When we are directly overhead, our pilot makes a low pass over the stranded Blackfly Three, then circles the site once before pulling the ship into a hover. We descend with the tail ramp opening in midair. Then the skids of Blackfly One hit the ground with a thump. I unbuckle my harness and thunder down the ramp at a run.

“Grayson, that Shrike is changing course again,” Lieutenant Dorian warns. “He’s making a big loop to the east. He’ll pass within five klicks of us in two minutes.”

“Tell me you have some Tridents up,” I yell into the platoon-level channel. “Incoming air from two-six-zero degrees, coming in fast.”

Half the platoon is lined up to board the ship, the other half spread out in a semicircle facing west. We are in the most vulnerable phase of the process, both ships on the ground next to each other and presenting fat targets to anyone overhead, and that Shrike picked the worst possible moment and the worst possible patrol route.

On my TacLink, I hear the sharp chirp of a radar warning receiver, and my blood runs cold.

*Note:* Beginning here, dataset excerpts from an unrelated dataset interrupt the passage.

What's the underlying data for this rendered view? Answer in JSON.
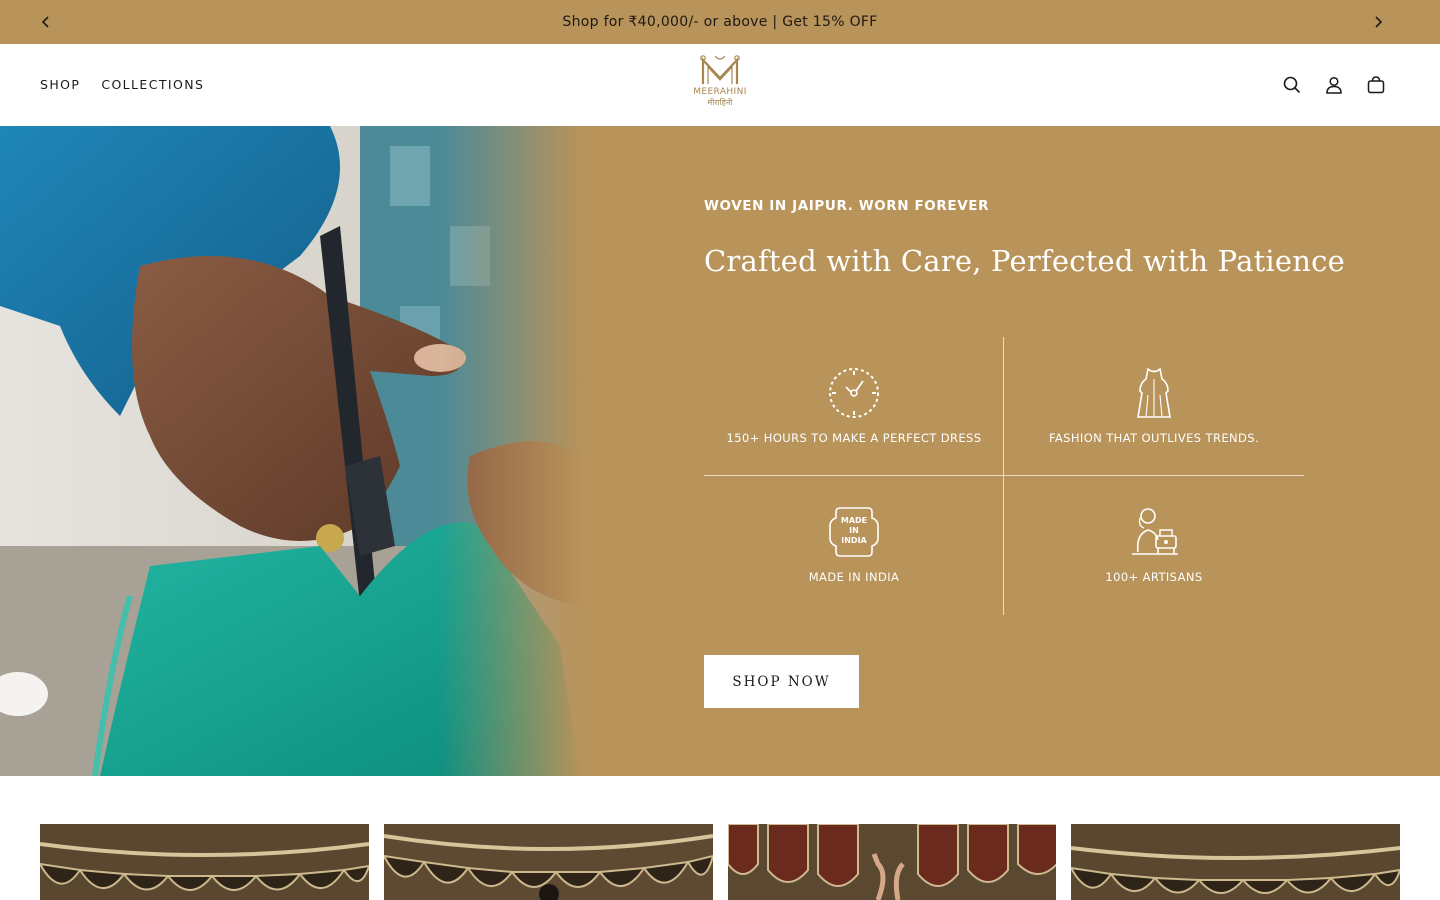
{
  "announcement": {
    "text": "Shop for ₹40,000/- or above | Get 15% OFF",
    "prev_icon": "chevron-left-icon",
    "next_icon": "chevron-right-icon"
  },
  "header": {
    "nav": [
      {
        "label": "SHOP"
      },
      {
        "label": "COLLECTIONS"
      }
    ],
    "logo": {
      "word": "MEERAHINI",
      "hindi": "मीराहिनी"
    },
    "icons": [
      "search-icon",
      "account-icon",
      "cart-icon"
    ]
  },
  "hero": {
    "eyebrow": "WOVEN IN JAIPUR. WORN FOREVER",
    "title": "Crafted with Care, Perfected with Patience",
    "features": [
      {
        "label": "150+ HOURS TO MAKE A PERFECT DRESS",
        "icon": "clock-icon"
      },
      {
        "label": "FASHION THAT OUTLIVES TRENDS.",
        "icon": "dress-icon"
      },
      {
        "label": "MADE IN INDIA",
        "icon": "made-in-india-badge-icon",
        "badge_text": [
          "MADE",
          "IN",
          "INDIA"
        ]
      },
      {
        "label": "100+ ARTISANS",
        "icon": "artisan-icon"
      }
    ],
    "cta": "SHOP NOW"
  },
  "colors": {
    "brand_gold": "#b8935a",
    "logo_gold": "#a88650",
    "button_bg": "#ffffff"
  }
}
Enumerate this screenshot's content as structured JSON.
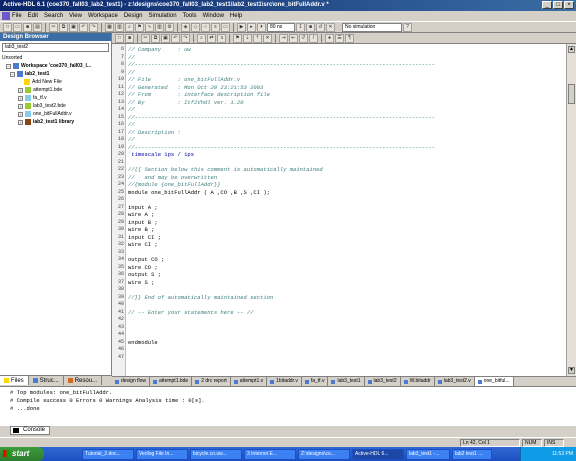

“He saw us,” Lieutenant Dorian says. “He’s sweeping us with his active. Coming in straight now from two-six-five degrees, CBDR.”

“MANPADS, go hot,” Lieutenant Horner orders. “Shoot him down.”

I tuck my rifle under my arm and dash away from the drop ship to go prone, find some cover on the grassy slope we’re on. Half the platoon is in the ship, but we will never get the hold full and the Blackfly underway before the Shrike gets into firing range. If I’m going to eat it in the next thirty seconds, it won’t be while strapped into a chair and looking at a console. Ahead in the semidarkness, I hear the electronic whine of two Trident launchers firing up their guidance systems as their gunners scan the sky for targets. I’ve been on the receiving end of attack ship runs many times before, but I’ve never felt this helpless in my life, with a platoon of troops all around me and no way to avert what’s about to happen.

The Shrike streaks in from the west in a ground-attack profile. He’s descending at full speed from almost thirty thousand feet to under ten thousand in less than a minute. I track him on the TacLink screen, the distance between us rapidly decreasing, and hold my breath for the ground-attack munitions that I’m sure will leave the Shrike’s wings to blow this slope and everything on it into ragged bits.